Leanne Visits - Welcome to Our Woods

Read about Leanne's visit to one of our members, Welcome to Our Woods.

Published: 07.09.2023 ( 10 months ago )

As new co-leader with Ynni Cymunedol Cymru | Community Energy Wales, I have a lot to learn. What better place to start that with the experts - our members?

Ynni Cymunedol Cymru are a membership organisation. We were set up to meet a need from small, largely volunteer-led community organisations who were trying to set up or had set up community renewable energy projects. Our members share good practice, ideas, skills and knowledge and learn from each other. Collectively, we try to change the political landscape so that community renewable energy and community run schemes which save energy are made as easy as possible. We want different levels of government to prioritise and support these schemes. In short, we are a union or an umbrella organisation for the climate change doers in our communities.

We now represent more than fifty different organisations and we have branched out to cover energy saving and efficiency and low carbon transport as well as renewable energy generation.

Many of our members carry out numerous activities to contribute to the vast effort that’s needed on the climate emergency.

Welcome to our Woods were set up as a community woodland management company and to support the work of the wider partnership in Treherbert. They enable access, put on events, walks, and make good use of the timber in a large section of forestry owned by Natural Resources Wales at the top of the Rhondda Fawr. They own the old brewery site, just behind Treherbert railway station and among other things, in the summer, hosted a local play group to put on Shakespeare in the woods, at midnight.
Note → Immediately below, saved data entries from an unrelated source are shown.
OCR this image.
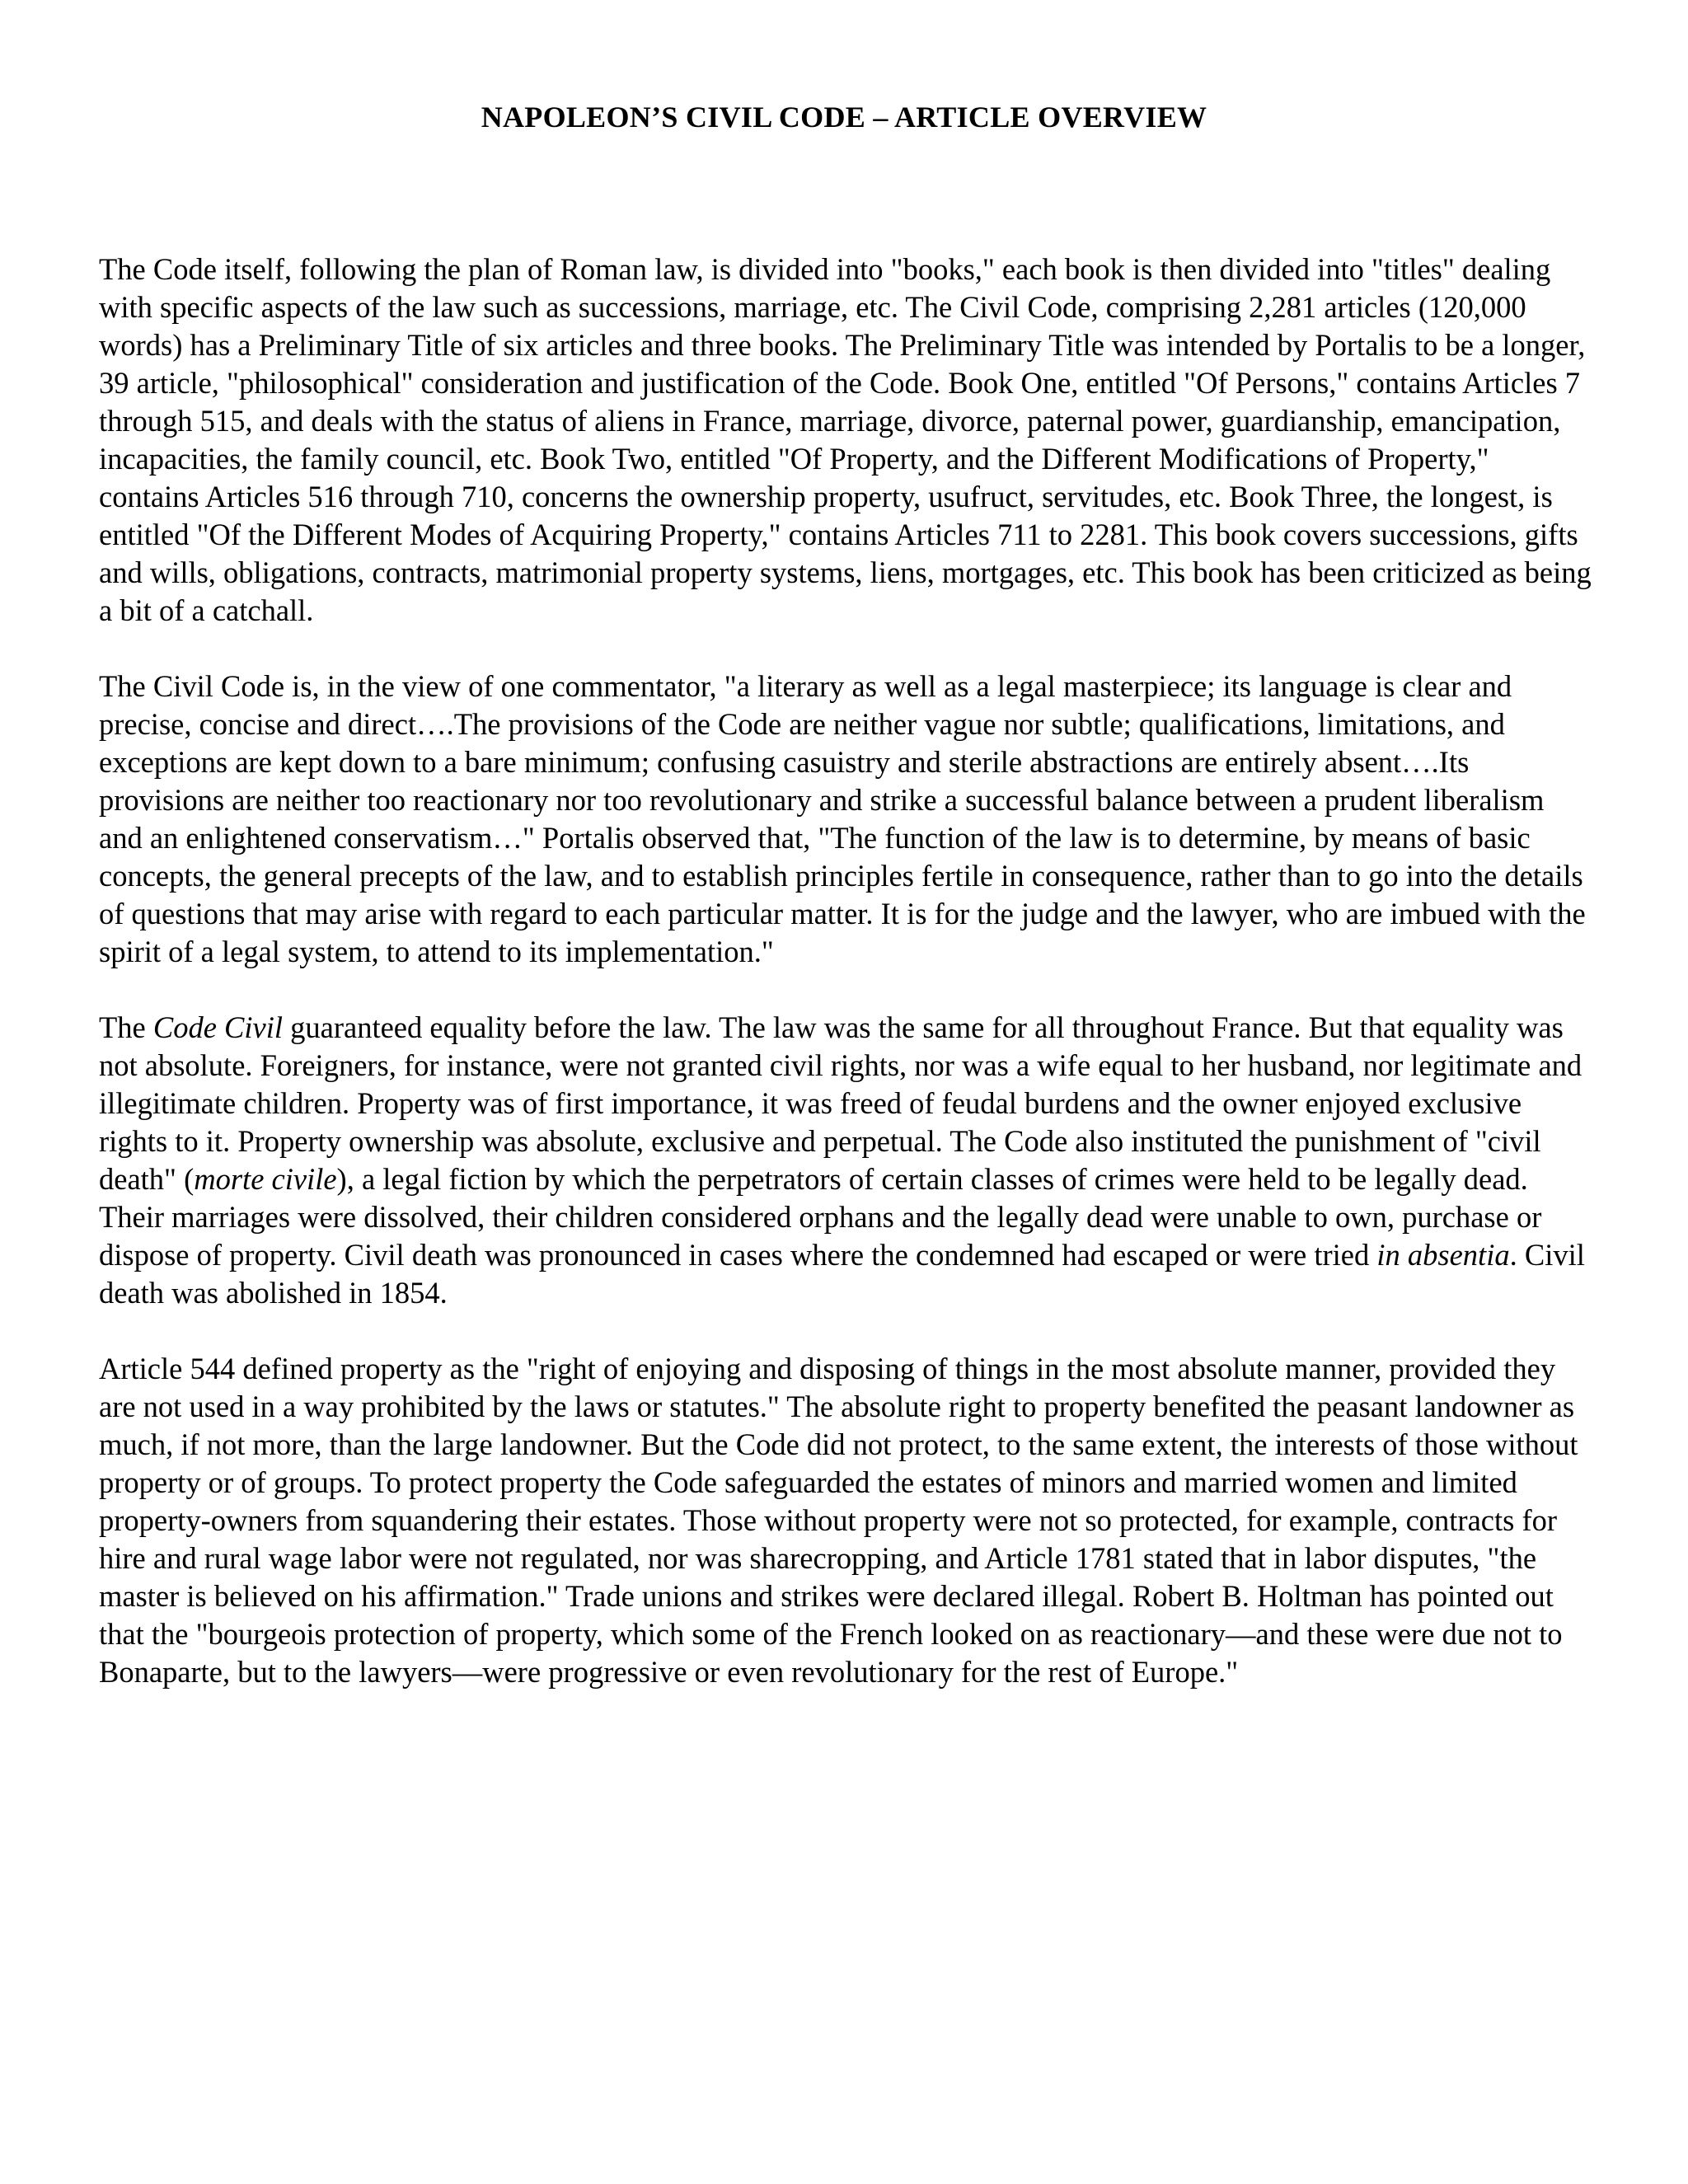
NAPOLEON’S CIVIL CODE – ARTICLE OVERVIEW

The Code itself, following the plan of Roman law, is divided into "books," each book is then divided into "titles" dealing with specific aspects of the law such as successions, marriage, etc. The Civil Code, comprising 2,281 articles (120,000 words) has a Preliminary Title of six articles and three books. The Preliminary Title was intended by Portalis to be a longer, 39 article, "philosophical" consideration and justification of the Code. Book One, entitled "Of Persons," contains Articles 7 through 515, and deals with the status of aliens in France, marriage, divorce, paternal power, guardianship, emancipation, incapacities, the family council, etc. Book Two, entitled "Of Property, and the Different Modifications of Property," contains Articles 516 through 710, concerns the ownership property, usufruct, servitudes, etc. Book Three, the longest, is entitled "Of the Different Modes of Acquiring Property," contains Articles 711 to 2281. This book covers successions, gifts and wills, obligations, contracts, matrimonial property systems, liens, mortgages, etc. This book has been criticized as being a bit of a catchall.

The Civil Code is, in the view of one commentator, "a literary as well as a legal masterpiece; its language is clear and precise, concise and direct….The provisions of the Code are neither vague nor subtle; qualifications, limitations, and exceptions are kept down to a bare minimum; confusing casuistry and sterile abstractions are entirely absent….Its provisions are neither too reactionary nor too revolutionary and strike a successful balance between a prudent liberalism and an enlightened conservatism…" Portalis observed that, "The function of the law is to determine, by means of basic concepts, the general precepts of the law, and to establish principles fertile in consequence, rather than to go into the details of questions that may arise with regard to each particular matter. It is for the judge and the lawyer, who are imbued with the spirit of a legal system, to attend to its implementation."

The Code Civil guaranteed equality before the law. The law was the same for all throughout France. But that equality was not absolute. Foreigners, for instance, were not granted civil rights, nor was a wife equal to her husband, nor legitimate and illegitimate children. Property was of first importance, it was freed of feudal burdens and the owner enjoyed exclusive rights to it. Property ownership was absolute, exclusive and perpetual. The Code also instituted the punishment of "civil death" (morte civile), a legal fiction by which the perpetrators of certain classes of crimes were held to be legally dead. Their marriages were dissolved, their children considered orphans and the legally dead were unable to own, purchase or dispose of property. Civil death was pronounced in cases where the condemned had escaped or were tried in absentia. Civil death was abolished in 1854.

Article 544 defined property as the "right of enjoying and disposing of things in the most absolute manner, provided they are not used in a way prohibited by the laws or statutes." The absolute right to property benefited the peasant landowner as much, if not more, than the large landowner. But the Code did not protect, to the same extent, the interests of those without property or of groups. To protect property the Code safeguarded the estates of minors and married women and limited property-owners from squandering their estates. Those without property were not so protected, for example, contracts for hire and rural wage labor were not regulated, nor was sharecropping, and Article 1781 stated that in labor disputes, "the master is believed on his affirmation." Trade unions and strikes were declared illegal. Robert B. Holtman has pointed out that the "bourgeois protection of property, which some of the French looked on as reactionary—and these were due not to Bonaparte, but to the lawyers—were progressive or even revolutionary for the rest of Europe."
Its popularity ensured plans for more events there next summer.

They have plans to use the electricity from their hydro electric generator that has been producing clean electricity for years to power more activities on the site in the future, including training opportunities.
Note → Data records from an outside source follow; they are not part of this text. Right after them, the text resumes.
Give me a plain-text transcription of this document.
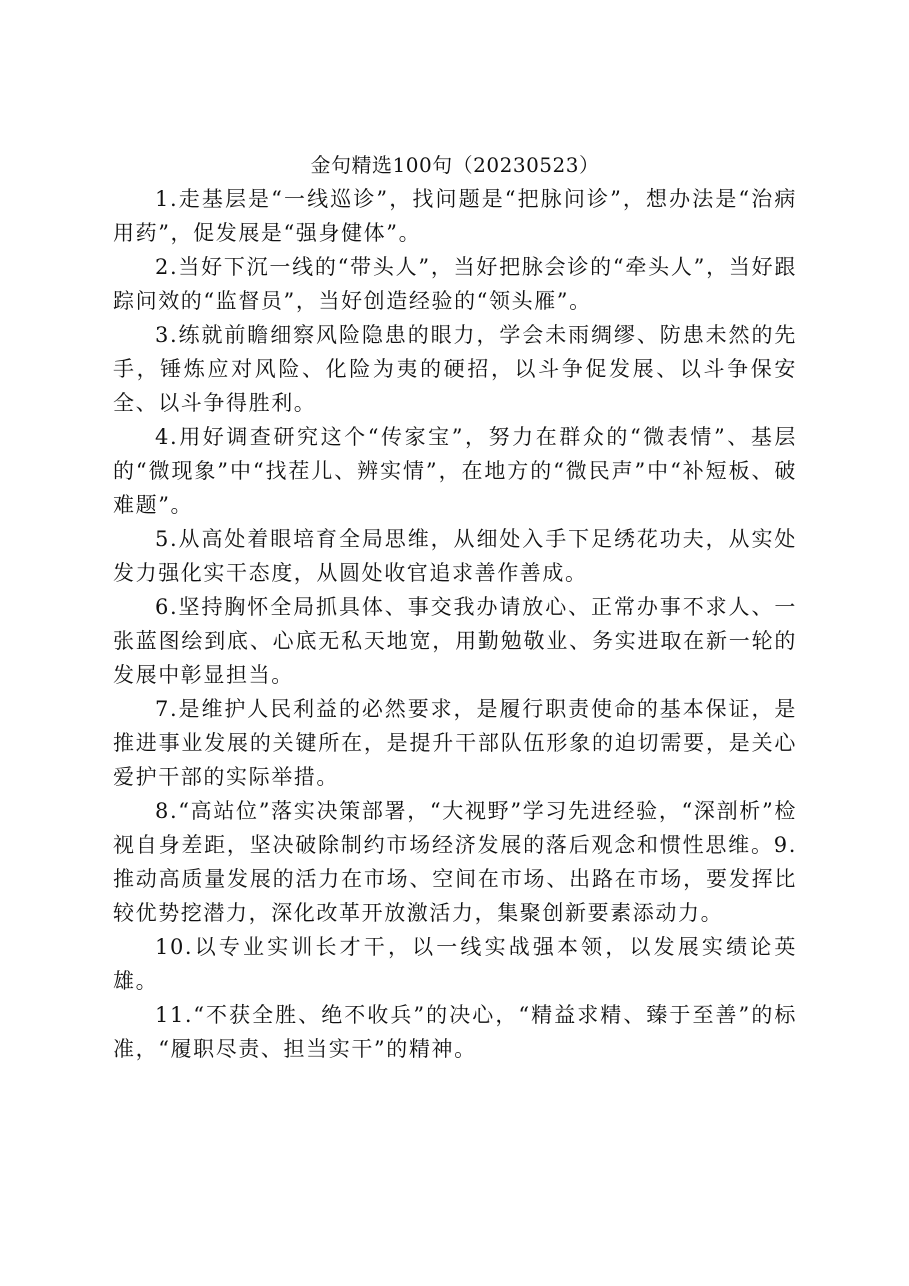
金句精选100句（20230523）

1.走基层是“一线巡诊”，找问题是“把脉问诊”，想办法是“治病用药”，促发展是“强身健体”。

2.当好下沉一线的“带头人”，当好把脉会诊的“牵头人”，当好跟踪问效的“监督员”，当好创造经验的“领头雁”。

3.练就前瞻细察风险隐患的眼力，学会未雨绸缪、防患未然的先手，锤炼应对风险、化险为夷的硬招，以斗争促发展、以斗争保安全、以斗争得胜利。

4.用好调查研究这个“传家宝”，努力在群众的“微表情”、基层的“微现象”中“找茬儿、辨实情”，在地方的“微民声”中“补短板、破难题”。

5.从高处着眼培育全局思维，从细处入手下足绣花功夫，从实处发力强化实干态度，从圆处收官追求善作善成。

6.坚持胸怀全局抓具体、事交我办请放心、正常办事不求人、一张蓝图绘到底、心底无私天地宽，用勤勉敬业、务实进取在新一轮的发展中彰显担当。

7.是维护人民利益的必然要求，是履行职责使命的基本保证，是推进事业发展的关键所在，是提升干部队伍形象的迫切需要，是关心爱护干部的实际举措。

8.“高站位”落实决策部署，“大视野”学习先进经验，“深剖析”检视自身差距，坚决破除制约市场经济发展的落后观念和惯性思维。9.推动高质量发展的活力在市场、空间在市场、出路在市场，要发挥比较优势挖潜力，深化改革开放激活力，集聚创新要素添动力。

10.以专业实训长才干，以一线实战强本领，以发展实绩论英雄。

11.“不获全胜、绝不收兵”的决心，“精益求精、臻于至善”的标准，“履职尽责、担当实干”的精神。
On my visit I met Gwynfor, who is undertaking an apprenticeship there. He is learning woodland management skills, how to use various tools, wood construction as well as horticultural skills - they also have a food hub on a derelict petrol station site, and they plan to sell nutritious greens to local people and businesses, as well as plug plants for gardeners. They are hoping to create another job plus training opportunity with an electric-bike hire service, which would be a low cost, carbon free transport solution not available at present. The e-bikes will be powered via a private line from their hydro generator. Isn’t that fantastic?

They are also plant and growing trees – including SRC willow (short rotation coppice) as heat fuel and local heritage variety fruit trees for a community orchard. I can’t wait to taste my first apple or pear from there - that promise guarantees that I’ll be back.
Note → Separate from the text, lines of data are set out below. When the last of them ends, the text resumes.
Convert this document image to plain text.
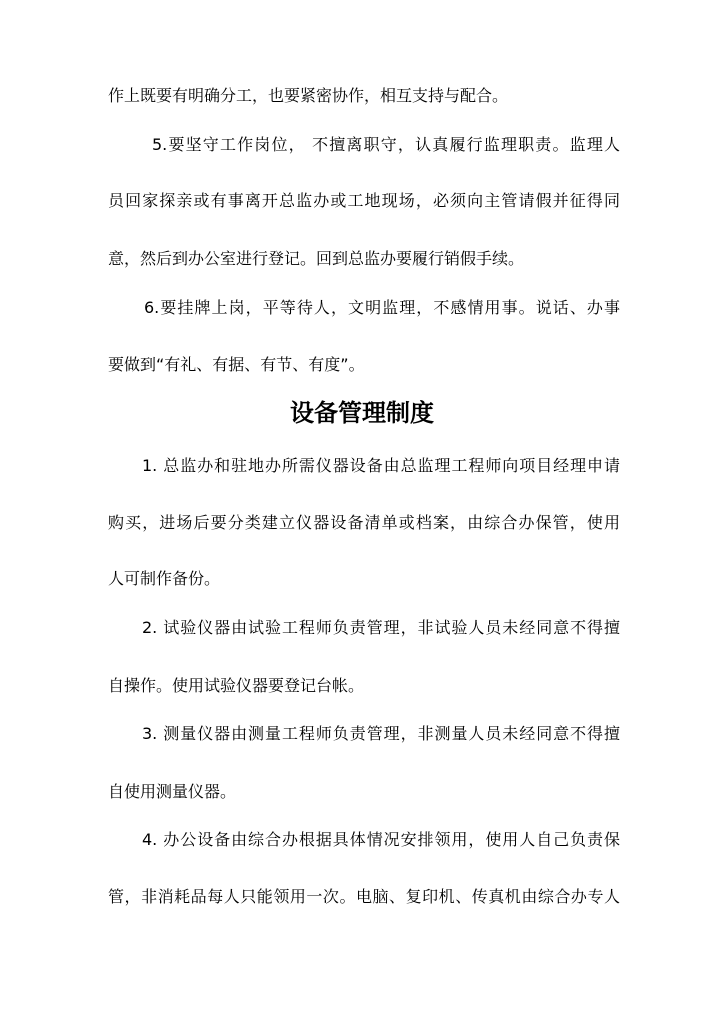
作上既要有明确分工，也要紧密协作，相互支持与配合。
5.要坚守工作岗位， 不擅离职守，认真履行监理职责。监理人
员回家探亲或有事离开总监办或工地现场，必须向主管请假并征得同
意，然后到办公室进行登记。回到总监办要履行销假手续。
6.要挂牌上岗，平等待人，文明监理，不感情用事。说话、办事
要做到“有礼、有据、有节、有度”。
设备管理制度
1. 总监办和驻地办所需仪器设备由总监理工程师向项目经理申请
购买，进场后要分类建立仪器设备清单或档案，由综合办保管，使用
人可制作备份。
2. 试验仪器由试验工程师负责管理，非试验人员未经同意不得擅
自操作。使用试验仪器要登记台帐。
3. 测量仪器由测量工程师负责管理，非测量人员未经同意不得擅
自使用测量仪器。
4. 办公设备由综合办根据具体情况安排领用，使用人自己负责保
管，非消耗品每人只能领用一次。电脑、复印机、传真机由综合办专人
Welcome to our Woods want to do more with hydro energy and with partners have commissioned numerous feasibility studies to see where the hydro schemes could best be installed. They hope to pursue this again soon, but have recently decided to spend their energy and resources on these other developments after their experience of getting their first hydropower unit installed took a long time and lot of work.

We all hope that the conditions for creating micro energy of this kind are made easier for community groups like Welcome to our Woods to create more renewable energy. We also want them to be able to sell it at a reduced rate to local consumers. That’s difficult too at the moment. While there may be barriers, they are not insurmountable. If it’s not made as easy as possible for community groups to create cheaper renewable energy now, when exactly would be a good time?